The second and more well-known interpretation of Roger Bacon as a scientist is found in nineteenth and twentieth century writers on science and has a solid basis in Bacon's own work, for example, the edition of the Opus tertium by J.S. Brewer [OQHI]. Bacon tells us that around 1247/8 he departed normal Arts teaching to devote himself to language study and the sciences. Bacon's Perspectiva (1267) [PRSP, 1996] presents a model for an experimental science that ushered in a new addition to the traditional Quadrivium (arithmetic, geometry, astronomy, music) in the new universities of the Latin West, namely, the study of Optics. There has been significant modern research on this aspect of Bacon's work. In fact, for the first time in the history of Bacon scholarship, we now have accurate texts, with adequate matching geometrical diagrams for the scientific works (post 1260). The early works (ca. 1240-1250) have need of new critical editions. .

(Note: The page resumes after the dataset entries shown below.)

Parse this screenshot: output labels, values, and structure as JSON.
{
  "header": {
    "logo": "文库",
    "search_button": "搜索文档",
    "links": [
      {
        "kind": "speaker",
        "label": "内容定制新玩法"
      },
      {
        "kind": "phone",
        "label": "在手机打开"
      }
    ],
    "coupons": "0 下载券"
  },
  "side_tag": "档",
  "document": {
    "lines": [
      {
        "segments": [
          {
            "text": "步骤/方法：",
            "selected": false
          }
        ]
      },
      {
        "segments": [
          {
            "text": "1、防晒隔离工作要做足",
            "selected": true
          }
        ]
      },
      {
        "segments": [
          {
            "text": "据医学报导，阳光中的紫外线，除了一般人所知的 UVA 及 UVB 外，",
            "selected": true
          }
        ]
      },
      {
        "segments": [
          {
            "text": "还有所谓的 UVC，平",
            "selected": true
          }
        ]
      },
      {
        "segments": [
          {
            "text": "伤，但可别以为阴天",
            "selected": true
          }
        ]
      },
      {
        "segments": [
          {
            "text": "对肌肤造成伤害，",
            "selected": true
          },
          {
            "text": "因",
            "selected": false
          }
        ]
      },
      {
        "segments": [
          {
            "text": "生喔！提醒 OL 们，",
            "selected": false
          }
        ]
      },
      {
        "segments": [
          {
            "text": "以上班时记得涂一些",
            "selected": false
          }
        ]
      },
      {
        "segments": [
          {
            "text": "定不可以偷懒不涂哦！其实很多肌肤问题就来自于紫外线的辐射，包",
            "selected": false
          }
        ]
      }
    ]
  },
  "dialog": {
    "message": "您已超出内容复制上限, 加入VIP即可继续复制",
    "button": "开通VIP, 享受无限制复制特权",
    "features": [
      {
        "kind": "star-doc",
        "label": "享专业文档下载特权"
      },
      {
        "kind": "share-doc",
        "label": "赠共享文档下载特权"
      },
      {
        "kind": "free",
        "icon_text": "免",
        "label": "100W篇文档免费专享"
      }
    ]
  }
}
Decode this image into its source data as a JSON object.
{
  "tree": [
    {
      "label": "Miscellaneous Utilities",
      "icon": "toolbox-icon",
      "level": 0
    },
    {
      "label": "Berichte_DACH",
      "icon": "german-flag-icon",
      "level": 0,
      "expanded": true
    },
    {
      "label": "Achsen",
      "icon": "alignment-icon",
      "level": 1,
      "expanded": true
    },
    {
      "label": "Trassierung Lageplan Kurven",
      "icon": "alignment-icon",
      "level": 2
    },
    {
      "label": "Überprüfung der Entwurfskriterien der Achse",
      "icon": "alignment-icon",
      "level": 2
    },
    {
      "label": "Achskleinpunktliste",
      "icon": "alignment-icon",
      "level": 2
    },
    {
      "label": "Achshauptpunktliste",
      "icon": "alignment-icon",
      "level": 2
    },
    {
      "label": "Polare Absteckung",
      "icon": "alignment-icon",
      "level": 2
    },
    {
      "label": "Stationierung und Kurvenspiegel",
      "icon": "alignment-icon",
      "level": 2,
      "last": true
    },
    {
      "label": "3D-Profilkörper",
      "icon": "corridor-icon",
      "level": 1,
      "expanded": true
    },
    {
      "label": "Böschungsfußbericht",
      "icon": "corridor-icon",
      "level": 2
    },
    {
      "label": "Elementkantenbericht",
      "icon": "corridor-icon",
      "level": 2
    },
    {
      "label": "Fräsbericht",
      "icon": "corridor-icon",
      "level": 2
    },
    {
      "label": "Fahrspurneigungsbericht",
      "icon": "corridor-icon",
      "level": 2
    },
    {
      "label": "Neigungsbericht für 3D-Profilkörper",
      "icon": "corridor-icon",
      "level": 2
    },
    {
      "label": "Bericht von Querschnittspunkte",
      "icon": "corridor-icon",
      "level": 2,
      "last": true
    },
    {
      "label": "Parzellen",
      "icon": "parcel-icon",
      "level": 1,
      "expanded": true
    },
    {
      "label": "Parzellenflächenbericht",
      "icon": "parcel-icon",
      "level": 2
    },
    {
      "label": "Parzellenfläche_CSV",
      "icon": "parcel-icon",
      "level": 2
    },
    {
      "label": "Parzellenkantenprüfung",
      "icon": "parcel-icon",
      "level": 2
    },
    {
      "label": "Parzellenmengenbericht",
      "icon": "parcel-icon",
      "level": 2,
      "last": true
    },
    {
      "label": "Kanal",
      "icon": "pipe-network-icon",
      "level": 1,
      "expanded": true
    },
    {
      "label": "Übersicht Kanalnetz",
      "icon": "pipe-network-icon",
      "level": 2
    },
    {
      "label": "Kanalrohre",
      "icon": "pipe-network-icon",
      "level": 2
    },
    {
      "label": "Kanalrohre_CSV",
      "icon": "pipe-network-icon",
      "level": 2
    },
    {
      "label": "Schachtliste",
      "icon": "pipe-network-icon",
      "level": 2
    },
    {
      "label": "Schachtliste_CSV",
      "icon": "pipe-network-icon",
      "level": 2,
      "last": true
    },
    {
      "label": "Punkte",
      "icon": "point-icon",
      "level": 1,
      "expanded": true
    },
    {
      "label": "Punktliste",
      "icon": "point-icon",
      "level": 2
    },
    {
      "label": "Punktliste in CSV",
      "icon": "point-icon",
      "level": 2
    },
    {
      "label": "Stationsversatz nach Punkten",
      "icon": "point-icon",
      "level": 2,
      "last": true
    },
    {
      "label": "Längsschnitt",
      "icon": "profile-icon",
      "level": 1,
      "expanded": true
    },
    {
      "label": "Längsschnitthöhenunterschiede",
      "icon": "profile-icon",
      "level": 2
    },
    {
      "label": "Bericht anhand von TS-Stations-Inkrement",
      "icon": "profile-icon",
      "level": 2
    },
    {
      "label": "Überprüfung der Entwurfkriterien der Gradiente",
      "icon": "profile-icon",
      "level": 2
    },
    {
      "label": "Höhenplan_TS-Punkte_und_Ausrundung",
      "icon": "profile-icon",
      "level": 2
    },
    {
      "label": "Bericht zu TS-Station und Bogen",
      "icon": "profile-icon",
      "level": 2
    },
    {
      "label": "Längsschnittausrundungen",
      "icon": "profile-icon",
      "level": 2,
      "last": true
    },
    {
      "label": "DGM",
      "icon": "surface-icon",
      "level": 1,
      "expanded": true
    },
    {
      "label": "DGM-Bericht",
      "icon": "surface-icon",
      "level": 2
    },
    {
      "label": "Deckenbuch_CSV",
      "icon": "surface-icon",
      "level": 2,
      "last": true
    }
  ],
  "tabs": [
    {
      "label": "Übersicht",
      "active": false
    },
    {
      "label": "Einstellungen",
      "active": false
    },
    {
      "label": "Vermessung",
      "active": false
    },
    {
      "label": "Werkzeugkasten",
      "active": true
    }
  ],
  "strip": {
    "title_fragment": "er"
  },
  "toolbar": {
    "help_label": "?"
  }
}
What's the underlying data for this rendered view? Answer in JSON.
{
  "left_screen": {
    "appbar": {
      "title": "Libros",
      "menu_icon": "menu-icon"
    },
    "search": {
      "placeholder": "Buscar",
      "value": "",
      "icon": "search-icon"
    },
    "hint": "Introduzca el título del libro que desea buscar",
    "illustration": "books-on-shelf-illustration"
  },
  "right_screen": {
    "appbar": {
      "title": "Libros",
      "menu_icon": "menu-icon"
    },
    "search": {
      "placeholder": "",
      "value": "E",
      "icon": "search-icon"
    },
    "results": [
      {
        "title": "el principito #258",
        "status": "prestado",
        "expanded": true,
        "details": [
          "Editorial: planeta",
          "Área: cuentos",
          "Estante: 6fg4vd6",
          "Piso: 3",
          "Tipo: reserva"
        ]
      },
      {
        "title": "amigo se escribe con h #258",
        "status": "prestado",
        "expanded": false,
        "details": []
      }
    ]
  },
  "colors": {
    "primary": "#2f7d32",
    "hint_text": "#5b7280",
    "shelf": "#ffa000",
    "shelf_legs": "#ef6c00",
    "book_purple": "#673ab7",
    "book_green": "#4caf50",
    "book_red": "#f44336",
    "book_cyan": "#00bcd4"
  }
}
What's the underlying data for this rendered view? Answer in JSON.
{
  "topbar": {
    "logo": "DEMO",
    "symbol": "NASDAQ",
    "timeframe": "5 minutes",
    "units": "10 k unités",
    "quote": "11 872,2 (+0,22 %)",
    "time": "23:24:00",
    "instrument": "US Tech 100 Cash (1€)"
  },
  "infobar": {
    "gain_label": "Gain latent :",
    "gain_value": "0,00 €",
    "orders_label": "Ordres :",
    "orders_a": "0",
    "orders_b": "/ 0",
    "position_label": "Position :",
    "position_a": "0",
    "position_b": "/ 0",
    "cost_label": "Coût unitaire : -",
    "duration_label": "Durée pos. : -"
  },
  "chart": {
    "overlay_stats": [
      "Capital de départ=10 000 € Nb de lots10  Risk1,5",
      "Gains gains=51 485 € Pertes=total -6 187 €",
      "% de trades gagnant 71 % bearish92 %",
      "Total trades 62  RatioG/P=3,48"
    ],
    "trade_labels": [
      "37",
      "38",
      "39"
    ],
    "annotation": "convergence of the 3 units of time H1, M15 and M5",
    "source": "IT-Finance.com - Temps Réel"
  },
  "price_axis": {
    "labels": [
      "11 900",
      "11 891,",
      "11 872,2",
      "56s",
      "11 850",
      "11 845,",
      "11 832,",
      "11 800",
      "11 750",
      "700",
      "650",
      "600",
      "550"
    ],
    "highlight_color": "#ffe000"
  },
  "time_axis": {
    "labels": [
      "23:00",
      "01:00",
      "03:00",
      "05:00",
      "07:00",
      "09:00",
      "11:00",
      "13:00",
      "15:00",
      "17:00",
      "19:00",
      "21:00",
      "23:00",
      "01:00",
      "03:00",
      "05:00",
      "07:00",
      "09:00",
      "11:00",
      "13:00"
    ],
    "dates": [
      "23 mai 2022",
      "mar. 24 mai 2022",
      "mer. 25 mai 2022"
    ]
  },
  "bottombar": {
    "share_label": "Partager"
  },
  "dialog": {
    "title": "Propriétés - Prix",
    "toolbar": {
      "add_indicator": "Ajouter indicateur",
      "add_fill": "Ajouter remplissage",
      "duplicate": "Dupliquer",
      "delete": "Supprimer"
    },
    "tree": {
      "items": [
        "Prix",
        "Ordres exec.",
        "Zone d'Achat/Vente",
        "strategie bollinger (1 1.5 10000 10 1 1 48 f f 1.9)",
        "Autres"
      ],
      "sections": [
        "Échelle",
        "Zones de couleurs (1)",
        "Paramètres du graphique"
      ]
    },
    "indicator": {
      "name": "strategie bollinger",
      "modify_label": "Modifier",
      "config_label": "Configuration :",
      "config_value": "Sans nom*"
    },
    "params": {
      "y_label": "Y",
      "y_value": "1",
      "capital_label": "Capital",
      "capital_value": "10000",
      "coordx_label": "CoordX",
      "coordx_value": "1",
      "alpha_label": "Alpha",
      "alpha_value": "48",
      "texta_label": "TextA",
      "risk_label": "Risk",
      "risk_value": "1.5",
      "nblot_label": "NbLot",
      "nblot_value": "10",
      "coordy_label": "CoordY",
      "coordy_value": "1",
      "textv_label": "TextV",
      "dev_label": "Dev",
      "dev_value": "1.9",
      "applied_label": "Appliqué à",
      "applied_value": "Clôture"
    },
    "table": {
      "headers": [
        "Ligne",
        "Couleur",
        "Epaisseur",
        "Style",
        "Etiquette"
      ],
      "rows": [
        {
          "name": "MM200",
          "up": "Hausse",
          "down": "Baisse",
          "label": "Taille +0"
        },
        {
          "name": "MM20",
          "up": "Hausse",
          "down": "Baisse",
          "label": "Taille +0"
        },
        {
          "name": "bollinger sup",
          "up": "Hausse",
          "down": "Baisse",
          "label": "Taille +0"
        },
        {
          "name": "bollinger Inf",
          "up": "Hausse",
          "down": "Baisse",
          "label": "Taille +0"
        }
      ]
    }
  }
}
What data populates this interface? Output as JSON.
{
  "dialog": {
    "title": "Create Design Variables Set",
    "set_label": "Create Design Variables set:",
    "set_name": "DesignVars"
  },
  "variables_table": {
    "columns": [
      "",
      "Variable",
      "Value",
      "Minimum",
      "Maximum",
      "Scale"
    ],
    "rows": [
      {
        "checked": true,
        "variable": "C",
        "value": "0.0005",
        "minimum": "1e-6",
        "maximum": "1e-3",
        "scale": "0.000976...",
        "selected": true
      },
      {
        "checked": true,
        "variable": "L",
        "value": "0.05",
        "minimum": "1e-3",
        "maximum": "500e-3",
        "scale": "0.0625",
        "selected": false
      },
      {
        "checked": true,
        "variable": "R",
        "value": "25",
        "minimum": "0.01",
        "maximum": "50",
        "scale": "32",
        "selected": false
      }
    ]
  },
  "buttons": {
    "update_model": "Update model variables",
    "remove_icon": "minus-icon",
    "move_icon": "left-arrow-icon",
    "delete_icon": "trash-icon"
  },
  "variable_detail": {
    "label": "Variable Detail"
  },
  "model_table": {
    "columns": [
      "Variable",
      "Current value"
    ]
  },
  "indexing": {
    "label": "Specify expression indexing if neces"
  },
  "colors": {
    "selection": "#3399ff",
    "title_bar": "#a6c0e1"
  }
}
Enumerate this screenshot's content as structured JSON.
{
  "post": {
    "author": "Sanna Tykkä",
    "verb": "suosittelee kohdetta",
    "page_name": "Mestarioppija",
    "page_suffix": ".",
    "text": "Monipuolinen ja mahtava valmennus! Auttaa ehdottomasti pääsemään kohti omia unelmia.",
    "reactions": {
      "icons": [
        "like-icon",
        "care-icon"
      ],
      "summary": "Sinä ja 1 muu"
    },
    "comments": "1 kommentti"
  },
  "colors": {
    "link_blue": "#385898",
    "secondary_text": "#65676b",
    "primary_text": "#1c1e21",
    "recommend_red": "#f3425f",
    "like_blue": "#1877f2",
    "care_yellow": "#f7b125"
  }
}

In 1859, William Whewell set the tone for this modern account of Roger Bacon and the Sciences (Whewell, 1858, p.245). He viewed Bacon as an advocate of experiment ahead of his time. In the late nineteenth century, Robert Adamson and many others interpreted Bacon as a philosopher of science in the modern sense of the term This understanding of Roger Bacon did not begin in the nineteenth century. Already in the late Renaissance, Francis Bacon had characterized Roger Bacon as an exceptional figure among the schoolmen. Francis Bacon held that Roger Bacon had set aside the scholastic disputations of his times and engaged in the mechanical understanding of the secrets of nature.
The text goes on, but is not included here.